Tuesday, September 22, 2015

Ka piko o wakea, Homemade ceremony for Equinox, celebrating Edges






Hover over the pictures to discover a few thoughts about making homemade ceremony.

The many weeks of illness has slowed me, and to a few friends I tell them I have a new name, a new identity. "Call me Wild Snail," I tell them. Slowed way way down, inspired by the writing of Elisabeth Tova Bailey's The Sound of a Wild Snail Eating, Terri Windling's posts on illness and the border lands with its many definitions, and my own project writing and recording my medicine stories I find myself at the edges again. It's fitting to acknowledge the feel of the edges at this time of the Autumnal Equinox when light and dark are equal. My Ancestral stories fuel me practices to anchor me with ceremony. Though we are across the ocean from the Piko o Wakea at the equator, and on the islands of my birth, translations and homemade versions of respectful ceremony make their way to where we live.

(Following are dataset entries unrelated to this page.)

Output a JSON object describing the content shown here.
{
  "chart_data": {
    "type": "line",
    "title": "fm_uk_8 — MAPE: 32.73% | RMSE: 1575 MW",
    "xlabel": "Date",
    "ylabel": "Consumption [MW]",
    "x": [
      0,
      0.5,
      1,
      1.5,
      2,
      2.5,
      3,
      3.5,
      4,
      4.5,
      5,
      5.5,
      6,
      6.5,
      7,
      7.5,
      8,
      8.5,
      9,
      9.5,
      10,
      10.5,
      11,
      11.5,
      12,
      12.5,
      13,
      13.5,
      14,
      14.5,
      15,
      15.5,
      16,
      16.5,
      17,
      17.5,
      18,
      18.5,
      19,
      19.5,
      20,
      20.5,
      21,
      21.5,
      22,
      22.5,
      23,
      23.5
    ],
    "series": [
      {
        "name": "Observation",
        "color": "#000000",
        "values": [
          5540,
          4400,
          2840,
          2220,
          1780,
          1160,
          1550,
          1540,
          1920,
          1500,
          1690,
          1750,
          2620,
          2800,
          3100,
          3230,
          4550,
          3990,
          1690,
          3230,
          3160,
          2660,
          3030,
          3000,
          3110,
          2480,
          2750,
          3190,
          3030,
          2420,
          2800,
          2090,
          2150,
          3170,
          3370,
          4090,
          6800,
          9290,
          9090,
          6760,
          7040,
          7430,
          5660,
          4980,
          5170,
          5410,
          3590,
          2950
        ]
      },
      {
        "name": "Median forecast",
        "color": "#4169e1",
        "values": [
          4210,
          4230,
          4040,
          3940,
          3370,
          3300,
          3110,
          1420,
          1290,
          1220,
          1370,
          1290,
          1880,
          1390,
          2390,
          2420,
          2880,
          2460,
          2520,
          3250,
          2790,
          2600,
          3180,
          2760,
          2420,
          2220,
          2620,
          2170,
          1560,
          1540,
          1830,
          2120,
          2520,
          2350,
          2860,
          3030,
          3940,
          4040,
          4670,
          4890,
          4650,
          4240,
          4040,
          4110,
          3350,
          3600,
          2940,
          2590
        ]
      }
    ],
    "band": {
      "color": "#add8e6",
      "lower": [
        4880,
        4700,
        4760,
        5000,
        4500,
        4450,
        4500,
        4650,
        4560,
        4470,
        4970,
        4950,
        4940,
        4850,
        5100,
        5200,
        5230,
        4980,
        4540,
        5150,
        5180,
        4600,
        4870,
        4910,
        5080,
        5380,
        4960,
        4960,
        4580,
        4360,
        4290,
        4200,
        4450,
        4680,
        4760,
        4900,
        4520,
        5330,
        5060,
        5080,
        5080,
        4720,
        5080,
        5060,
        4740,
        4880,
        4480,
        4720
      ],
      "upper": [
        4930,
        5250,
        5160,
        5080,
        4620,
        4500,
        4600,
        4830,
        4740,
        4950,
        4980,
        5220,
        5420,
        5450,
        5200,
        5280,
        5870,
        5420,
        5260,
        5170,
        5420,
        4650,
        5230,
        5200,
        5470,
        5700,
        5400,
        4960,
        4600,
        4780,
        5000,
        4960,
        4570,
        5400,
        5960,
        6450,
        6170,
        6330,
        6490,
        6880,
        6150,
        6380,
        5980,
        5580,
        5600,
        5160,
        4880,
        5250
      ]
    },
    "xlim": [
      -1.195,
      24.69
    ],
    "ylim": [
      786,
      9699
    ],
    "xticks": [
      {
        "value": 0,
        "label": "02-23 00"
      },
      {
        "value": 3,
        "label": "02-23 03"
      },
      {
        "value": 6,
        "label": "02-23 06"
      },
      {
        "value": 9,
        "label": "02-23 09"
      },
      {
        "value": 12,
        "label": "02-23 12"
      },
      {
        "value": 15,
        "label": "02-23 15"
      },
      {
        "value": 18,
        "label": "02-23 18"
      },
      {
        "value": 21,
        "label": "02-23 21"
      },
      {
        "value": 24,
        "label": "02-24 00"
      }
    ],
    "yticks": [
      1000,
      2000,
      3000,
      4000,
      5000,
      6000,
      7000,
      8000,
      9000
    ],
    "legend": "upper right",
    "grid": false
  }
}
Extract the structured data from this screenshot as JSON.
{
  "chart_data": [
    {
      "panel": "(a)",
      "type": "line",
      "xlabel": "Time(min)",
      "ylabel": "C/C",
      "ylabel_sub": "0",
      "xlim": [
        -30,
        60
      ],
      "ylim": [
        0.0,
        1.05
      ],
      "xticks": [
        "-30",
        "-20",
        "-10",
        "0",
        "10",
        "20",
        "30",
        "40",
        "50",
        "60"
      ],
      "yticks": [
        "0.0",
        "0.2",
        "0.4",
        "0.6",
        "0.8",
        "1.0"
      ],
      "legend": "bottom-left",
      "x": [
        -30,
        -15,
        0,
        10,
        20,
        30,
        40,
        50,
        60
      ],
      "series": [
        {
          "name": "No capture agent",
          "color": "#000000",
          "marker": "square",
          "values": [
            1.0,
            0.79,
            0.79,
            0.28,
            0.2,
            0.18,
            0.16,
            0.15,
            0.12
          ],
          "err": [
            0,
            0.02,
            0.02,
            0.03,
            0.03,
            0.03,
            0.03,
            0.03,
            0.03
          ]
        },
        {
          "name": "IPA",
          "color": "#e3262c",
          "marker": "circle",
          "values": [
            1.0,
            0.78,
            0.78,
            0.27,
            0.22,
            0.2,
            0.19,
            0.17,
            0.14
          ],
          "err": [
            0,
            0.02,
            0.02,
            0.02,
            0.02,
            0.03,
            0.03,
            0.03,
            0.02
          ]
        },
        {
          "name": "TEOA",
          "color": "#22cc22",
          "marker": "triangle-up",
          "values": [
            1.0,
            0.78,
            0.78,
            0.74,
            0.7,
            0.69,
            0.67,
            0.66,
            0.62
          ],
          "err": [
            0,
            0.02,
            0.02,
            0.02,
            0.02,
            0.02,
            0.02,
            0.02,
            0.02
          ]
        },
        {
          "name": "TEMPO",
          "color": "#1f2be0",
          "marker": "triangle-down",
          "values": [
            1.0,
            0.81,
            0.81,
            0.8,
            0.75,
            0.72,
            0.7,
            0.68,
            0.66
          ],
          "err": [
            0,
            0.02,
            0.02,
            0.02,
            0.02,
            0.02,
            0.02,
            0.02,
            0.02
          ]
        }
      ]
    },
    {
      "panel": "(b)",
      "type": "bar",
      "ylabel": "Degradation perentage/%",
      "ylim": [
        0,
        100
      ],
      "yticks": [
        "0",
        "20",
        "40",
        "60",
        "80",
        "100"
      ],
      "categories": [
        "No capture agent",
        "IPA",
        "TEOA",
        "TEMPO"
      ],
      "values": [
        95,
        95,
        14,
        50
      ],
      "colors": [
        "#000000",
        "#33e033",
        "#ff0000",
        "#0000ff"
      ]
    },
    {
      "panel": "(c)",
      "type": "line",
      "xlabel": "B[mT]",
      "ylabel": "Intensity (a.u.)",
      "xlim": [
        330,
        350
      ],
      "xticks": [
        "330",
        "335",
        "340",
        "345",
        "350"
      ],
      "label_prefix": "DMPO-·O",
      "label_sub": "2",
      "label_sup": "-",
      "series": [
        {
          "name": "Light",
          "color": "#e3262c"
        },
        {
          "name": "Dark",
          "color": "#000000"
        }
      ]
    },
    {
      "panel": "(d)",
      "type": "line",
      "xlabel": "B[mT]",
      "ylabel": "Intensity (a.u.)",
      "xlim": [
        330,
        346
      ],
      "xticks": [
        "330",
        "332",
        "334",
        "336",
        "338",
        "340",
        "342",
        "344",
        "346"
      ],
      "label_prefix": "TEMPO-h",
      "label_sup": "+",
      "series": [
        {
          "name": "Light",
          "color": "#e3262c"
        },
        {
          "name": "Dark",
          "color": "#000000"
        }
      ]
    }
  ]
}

One of my most respected teachers reaches me across the waves of the internet. She is Pualanai Kanaka'ole Kanahele. Again and again I find Pua's messages, and her passion for Hawaiian Culture and practices via the canoe of cybernetics. How wise are our Ancestors to embrace what is good and new and include these things in the calabash for surviving and thriving. My dear old friend Joan sent me a link to a TEDX talk with Pua last week. I assumed (wrongly) that I had already watched and listened this this lesson. When I click and watched I was treated to one more gift of connection. The connection in time to make the most of the Equinox. It was an opportunity to make homemade ceremony, and build meaningful connection. Below is the link to Dr. Pualani Kanaka'ole Kanahele speaking of Ha'ena the Intense Breath of Life/the Sun.


We give recognition and thanks from where we live. Into the water, I offered gifts of life, and asked for renewal as the time of peace (Makahiki) approaches. We are at the edge, the border between Summer and Fall and the Harvest. To acknowledge the value of a wild snail such as the role I find myself living I see and feel the power and the humility of it all.